The 95 % CL lower limits on sparticle masses found in our CMSSM and NUHM1 analysis are displayed in Table 3. We see that gluino masses above \(\sim 1300 \,\, \mathrm {GeV}\) are preferred in the models analyzed. The right-handed squark mass is restricted to even higher values, because of the preferred values of \(m_0\), whereas the lighter stop squark may be significantly lighter. The lighter stau slepton may also be relatively light in the CMSSM and NUHM1 with \(\mu > 0\). On the other hand, the heavier Higgs bosons \(A, H\) and \(H^\pm \) are all expected to have masses above \(500 \,\, \mathrm {GeV}\) in these models.

Estimates of the discovery reach of the LHC at 14 TeV have been provided in [126]. With 300/fb of luminosity, the 5-\(\sigma \) discovery reach for squarks and gluinos should extend to \((m_{\tilde{q}_R}, m_{\tilde{g}}) \sim (3500, 2000)\) GeV in the CMSSM with \(\mu > 0\), would include the low-mass ‘reef’ in the CMSSM with \(\mu < 0\), and would reach the first local minimum of the \(\chi ^2\) function in the NUHM1 with \(\mu > 0\), at \((m_{\tilde{q}_R}, m_{\tilde{g}}) \sim (2500, 3000)\) GeV. The discovery range with 3000/fb of luminosity would extend a few hundred GeV further, and it would be very similar to the 95 % CL exclusion reach with 300/fb.
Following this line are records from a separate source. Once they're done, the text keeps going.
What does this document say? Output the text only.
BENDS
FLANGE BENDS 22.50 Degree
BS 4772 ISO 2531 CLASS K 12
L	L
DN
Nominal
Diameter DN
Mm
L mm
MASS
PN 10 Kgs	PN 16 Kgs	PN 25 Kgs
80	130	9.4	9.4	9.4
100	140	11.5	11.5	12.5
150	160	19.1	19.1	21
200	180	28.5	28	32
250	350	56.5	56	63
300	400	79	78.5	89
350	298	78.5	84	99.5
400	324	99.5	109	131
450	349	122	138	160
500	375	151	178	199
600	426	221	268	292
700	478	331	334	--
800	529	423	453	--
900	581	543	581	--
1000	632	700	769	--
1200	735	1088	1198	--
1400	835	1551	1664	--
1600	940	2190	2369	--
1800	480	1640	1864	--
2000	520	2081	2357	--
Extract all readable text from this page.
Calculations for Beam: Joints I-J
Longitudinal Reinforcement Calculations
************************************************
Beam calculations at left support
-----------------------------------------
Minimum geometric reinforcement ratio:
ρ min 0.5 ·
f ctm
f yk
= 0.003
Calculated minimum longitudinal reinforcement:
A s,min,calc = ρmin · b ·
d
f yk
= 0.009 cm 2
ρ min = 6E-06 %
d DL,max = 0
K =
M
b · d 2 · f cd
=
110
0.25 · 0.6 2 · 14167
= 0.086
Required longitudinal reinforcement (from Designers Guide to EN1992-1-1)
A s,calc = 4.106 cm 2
The reach for 95 % CL exclusion with 3000/fb would extend several hundred GeV further still, e.g., to \((m_{\tilde{q}_R}, m_{\tilde{g}}) \sim (4000, 2700)\) GeV in the CMSSM with \(\mu > 0\).

We conclude that large parts of the preferred parameter regions of the CMSSM and NUHM1 are accessible in future runs of the LHC, although the strongly interacting sparticle masses might be so high as to escape the searches at the LHC. That said, we re-emphasise that all the likelihood estimates made in this paper and the estimates of the LHC physics reach are specific to the models studied, and are quite model dependent. The approach we have followed here for constructing the global likelihood function can easily be extended to other models, a subject to which we will turn in future work.